Certamente. Alcuni anni dopo la scomparsa di mio padre dopo essermi documentato, mi sono accorto della scarsa quantità di materiale cinematografico originale esistente che riguardava i film di De Sica. Tutto quel materiale che papà aveva creduto sarebbe stato eterno rischiava di essere cancellato dal tempo. Quindi dal 1994 (ventesimo anniversario della scomparsa di mio padre) mi sto occupando di recuperare, restaurare, preservare e conservare le opere di De Sica attraverso l’Associazione Amici di Vittorio De Sica della quale sono Presidente. Nel fare ciò mi sono avvalso della generosa collaborazione dei più competenti operatori del settore, il primo film restaurato è stato Umberto D. molto amato da mio padre. Credo che preservare l’opera sia la cosa più importante di cui parlare, tutto il resto è ludus, gioco, memoria, leggenda. La seconda cosa subito dopo la preservazione è la divulgazione, perché se le nuove generazioni non vengono a sapere chi è stato De Sica credo che sia difficile che possano apprezzarne l’opera, bisognerebbe instradarle. Io faccio conferenze di due ore nelle scuole con tanti video clip per parlare di mio padre, però questa materia, il cinema, andrebbe introdotta nelle scuole dell’obbligo… Questo libro lo considero un compendio, una cosa che prima o poi sarebbe dovuta uscire fuori dalla mia testa. L’ho scritto a condizione che fosse una biografia congiunta a quella di Vittorio De Sica, come biografia personale non sarebbe stata sufficiente.

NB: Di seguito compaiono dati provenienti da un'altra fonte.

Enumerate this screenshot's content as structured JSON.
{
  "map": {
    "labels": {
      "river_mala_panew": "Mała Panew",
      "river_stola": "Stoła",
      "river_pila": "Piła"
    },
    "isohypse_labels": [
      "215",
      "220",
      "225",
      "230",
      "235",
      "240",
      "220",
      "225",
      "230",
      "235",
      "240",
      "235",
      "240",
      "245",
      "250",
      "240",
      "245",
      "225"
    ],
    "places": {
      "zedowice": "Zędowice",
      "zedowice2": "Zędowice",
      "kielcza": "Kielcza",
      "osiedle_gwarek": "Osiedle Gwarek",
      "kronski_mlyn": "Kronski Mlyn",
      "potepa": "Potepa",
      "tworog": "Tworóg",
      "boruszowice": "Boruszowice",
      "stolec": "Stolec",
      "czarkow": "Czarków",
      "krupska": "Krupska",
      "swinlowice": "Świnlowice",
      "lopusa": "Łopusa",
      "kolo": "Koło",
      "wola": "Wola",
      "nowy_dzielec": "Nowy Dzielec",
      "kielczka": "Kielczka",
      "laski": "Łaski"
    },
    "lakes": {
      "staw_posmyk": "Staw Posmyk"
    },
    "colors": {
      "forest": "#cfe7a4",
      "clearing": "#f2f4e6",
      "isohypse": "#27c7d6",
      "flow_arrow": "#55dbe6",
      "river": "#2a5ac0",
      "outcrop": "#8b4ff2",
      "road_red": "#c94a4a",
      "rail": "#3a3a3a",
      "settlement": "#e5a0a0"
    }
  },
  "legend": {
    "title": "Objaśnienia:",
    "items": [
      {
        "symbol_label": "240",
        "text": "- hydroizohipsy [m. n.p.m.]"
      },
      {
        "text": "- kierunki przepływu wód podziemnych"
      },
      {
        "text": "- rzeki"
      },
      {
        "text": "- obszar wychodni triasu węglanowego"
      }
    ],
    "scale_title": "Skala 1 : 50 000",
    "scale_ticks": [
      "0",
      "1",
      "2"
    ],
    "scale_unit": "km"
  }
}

- In una Sua precedente intervista riferendosi al Suo libro ha detto che “scriverlo è stato psicoterapeutico”.
Sì. Un coacher mi disse “si scriva una pagina al giorno di un diario intimo, anche senza fare nomi”. Io ho cominciato a farli i nomi e da intimo il libro si è rivelato pubblico solo perché a manoscritto rifinito l’ho fatto leggere a Elisabetta Sgarbi, direttore editoriale della Bompiani alla quale è piaciuto molto e l’ha voluto pubblicare.
- Che ricordo conserva dei Suoi genitori Vittorio De Sica e Maria Mercader?

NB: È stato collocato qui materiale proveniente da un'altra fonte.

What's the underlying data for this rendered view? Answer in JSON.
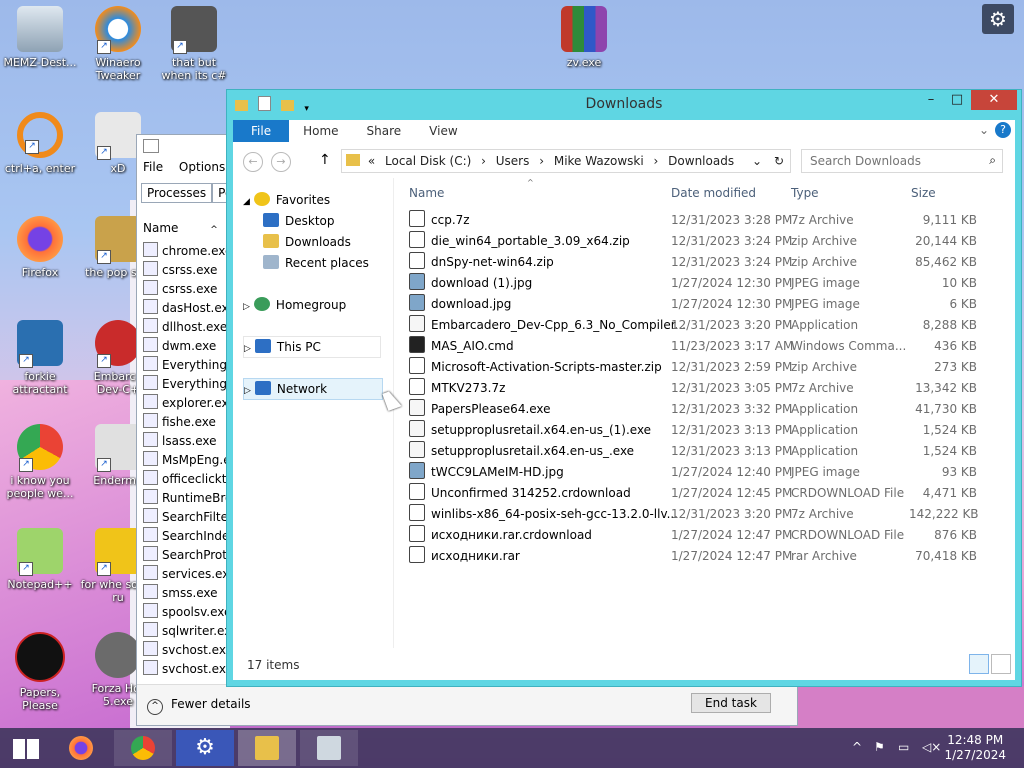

Nel libro parlo di quel mondo che ricordo vividamente, al quale sono stato esposto ai raggi x fin da quando ero bambino. Di questo ringrazio i miei genitori che forse per alcuni non sono stati pedagoghi sufficienti, invece per me sono stati giusti, perché ho preferito loro ai soliti genitori che mettono i paletti, che insegnano l’educazione... io invece dei miei genitori ho un ricordo molto delicato. Il libro è dedicato a loro, perché parlo anche della follia dentro il mondo dell’Arte dello spettacolo, del cinema e del teatro, ed è quello il lato delle persone che più mi interessa. Quel lato imprevisto e trasgressivo.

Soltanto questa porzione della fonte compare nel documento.